Creeping up to the Bellamy house with a belly full of cake and not nearly enough champagne was not on my agenda for today. But, here we are.

The truck parked out front catches my eye. It's a newer model, shiny black. And I recognize it. My eyes squint at the car parked beside it.

"Hugo," I whisper into my air-conditioned cabin. At least this confirms Peter really does know Hugo. I was not in danger of being made into confetti.

A waving hand catches my attention. Hugo, rounding the house and walking until he stops beside the porch steps. I slow but don't stop, delivering my best impression of a nonchalant wave. A man strides from the home, glaring at my car. Peter.

But...wow. Ok. He looks mad. Or maybe it's just unhappy. Either way, he scowls in my direction.

He strides to Hugo, those well-honed arms crossing as he settles into place. He's not in all black today. He wears a gray T-shirt, and light colored jeans.

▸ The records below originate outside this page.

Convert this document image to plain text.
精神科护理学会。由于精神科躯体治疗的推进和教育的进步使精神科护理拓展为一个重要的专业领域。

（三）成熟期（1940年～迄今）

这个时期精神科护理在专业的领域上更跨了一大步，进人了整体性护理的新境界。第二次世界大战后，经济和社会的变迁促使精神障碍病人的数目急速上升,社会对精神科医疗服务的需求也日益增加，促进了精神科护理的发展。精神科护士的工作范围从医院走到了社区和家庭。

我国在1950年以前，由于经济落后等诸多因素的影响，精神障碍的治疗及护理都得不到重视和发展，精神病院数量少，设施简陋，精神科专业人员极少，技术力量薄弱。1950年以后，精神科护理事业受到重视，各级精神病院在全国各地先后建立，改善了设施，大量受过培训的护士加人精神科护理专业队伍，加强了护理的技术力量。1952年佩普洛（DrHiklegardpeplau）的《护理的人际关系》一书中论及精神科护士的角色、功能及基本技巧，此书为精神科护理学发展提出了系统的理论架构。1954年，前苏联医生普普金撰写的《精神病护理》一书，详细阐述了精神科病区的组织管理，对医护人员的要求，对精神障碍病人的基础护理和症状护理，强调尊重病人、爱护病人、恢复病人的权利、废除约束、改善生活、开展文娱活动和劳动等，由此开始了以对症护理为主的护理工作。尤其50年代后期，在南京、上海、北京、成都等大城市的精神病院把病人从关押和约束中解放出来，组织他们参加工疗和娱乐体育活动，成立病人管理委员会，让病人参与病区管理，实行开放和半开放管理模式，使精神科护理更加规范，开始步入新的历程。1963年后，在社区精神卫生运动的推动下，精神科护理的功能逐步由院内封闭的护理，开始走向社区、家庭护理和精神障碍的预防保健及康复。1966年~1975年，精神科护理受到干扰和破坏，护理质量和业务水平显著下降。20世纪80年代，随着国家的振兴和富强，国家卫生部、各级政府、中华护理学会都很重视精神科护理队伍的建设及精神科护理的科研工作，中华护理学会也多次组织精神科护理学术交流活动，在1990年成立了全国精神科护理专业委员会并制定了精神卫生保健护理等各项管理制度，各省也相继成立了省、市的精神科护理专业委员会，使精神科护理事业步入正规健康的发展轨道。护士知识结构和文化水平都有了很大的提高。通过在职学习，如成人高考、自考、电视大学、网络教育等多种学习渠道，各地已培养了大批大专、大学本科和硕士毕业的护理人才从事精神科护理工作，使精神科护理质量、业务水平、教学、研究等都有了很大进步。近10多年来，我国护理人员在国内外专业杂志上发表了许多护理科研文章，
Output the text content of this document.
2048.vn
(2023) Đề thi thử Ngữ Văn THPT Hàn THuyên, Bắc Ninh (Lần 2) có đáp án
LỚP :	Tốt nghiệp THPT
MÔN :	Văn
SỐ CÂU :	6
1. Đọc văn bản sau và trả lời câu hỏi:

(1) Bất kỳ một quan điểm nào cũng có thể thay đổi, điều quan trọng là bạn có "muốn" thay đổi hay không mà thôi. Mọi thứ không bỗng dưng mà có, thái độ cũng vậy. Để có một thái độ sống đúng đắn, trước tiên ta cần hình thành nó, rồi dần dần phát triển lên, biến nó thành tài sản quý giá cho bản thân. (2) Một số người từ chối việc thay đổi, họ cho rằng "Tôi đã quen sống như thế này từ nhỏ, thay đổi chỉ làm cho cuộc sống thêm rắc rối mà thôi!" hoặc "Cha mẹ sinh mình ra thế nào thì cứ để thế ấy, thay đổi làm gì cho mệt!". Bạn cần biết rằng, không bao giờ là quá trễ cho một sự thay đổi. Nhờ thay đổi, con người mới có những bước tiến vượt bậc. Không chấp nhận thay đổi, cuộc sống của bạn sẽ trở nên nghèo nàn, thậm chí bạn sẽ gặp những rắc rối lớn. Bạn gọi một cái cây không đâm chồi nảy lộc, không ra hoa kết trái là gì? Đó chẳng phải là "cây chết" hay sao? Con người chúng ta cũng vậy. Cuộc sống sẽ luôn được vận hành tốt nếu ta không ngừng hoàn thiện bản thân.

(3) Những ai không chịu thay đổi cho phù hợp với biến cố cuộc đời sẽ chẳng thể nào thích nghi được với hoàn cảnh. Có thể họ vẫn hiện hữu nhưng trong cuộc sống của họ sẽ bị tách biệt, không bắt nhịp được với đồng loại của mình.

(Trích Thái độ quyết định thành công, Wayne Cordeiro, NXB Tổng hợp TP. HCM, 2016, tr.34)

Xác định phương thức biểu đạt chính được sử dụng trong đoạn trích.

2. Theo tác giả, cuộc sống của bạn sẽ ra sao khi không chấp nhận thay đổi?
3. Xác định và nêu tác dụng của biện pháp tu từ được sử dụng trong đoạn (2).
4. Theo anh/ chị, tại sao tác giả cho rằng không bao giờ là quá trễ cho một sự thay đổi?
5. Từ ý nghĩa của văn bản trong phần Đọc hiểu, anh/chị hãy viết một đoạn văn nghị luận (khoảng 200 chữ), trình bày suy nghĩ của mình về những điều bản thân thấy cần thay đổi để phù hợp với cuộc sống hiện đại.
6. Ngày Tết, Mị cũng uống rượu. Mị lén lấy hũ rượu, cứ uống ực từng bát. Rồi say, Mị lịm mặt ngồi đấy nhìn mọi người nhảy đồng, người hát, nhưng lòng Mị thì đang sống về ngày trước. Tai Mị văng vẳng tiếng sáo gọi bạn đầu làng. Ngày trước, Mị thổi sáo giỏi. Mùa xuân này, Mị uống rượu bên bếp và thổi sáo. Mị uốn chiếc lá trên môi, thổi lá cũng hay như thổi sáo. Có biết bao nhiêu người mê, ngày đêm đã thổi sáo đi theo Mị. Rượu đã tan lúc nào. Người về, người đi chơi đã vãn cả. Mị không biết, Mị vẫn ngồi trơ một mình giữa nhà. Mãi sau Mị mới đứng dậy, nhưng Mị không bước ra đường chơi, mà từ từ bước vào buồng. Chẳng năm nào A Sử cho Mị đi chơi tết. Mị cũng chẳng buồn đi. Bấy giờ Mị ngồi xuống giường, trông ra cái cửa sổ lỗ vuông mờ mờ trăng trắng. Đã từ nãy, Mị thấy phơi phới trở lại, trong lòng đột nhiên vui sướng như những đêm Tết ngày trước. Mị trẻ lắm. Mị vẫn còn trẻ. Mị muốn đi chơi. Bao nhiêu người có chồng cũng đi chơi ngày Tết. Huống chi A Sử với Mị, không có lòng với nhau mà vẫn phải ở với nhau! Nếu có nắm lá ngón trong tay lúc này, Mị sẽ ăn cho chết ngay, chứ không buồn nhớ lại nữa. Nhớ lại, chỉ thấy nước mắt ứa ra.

I know it's not Penn, but still, my heart hammers my breastbone, doing its best impression of a toddler banging on a drum. It's the house, playing tricks on me. Making me get creative and envision the man Penn may have grown to be.

For the briefest of seconds, I consider stopping and saying hello, but given the scowl that may have taken up permanent residence on Peter's face, I'll pass.

I tap the gas pedal, picking up speed and leaving the two men in the rearview. I don't know what I was expecting to find, what answers I wanted, or even what questions I had. I only wanted to see for myself what Margaret was telling people about.

For years I held back from trying to find him online, or ask Hugo if they were still in touch. I guess hearing that one mention of him from Margaret really tapped a nerve.

But I know better. Peter being hired to handle the abandoned Bellamy house changes nothing. Penn left without a trace, leaving not even a breadcrumb trail to follow. The smartest thing I can do for myself now is remember that if someone wants to be found, they'll make a way.

Penn must not want to be found, because he's not who returned.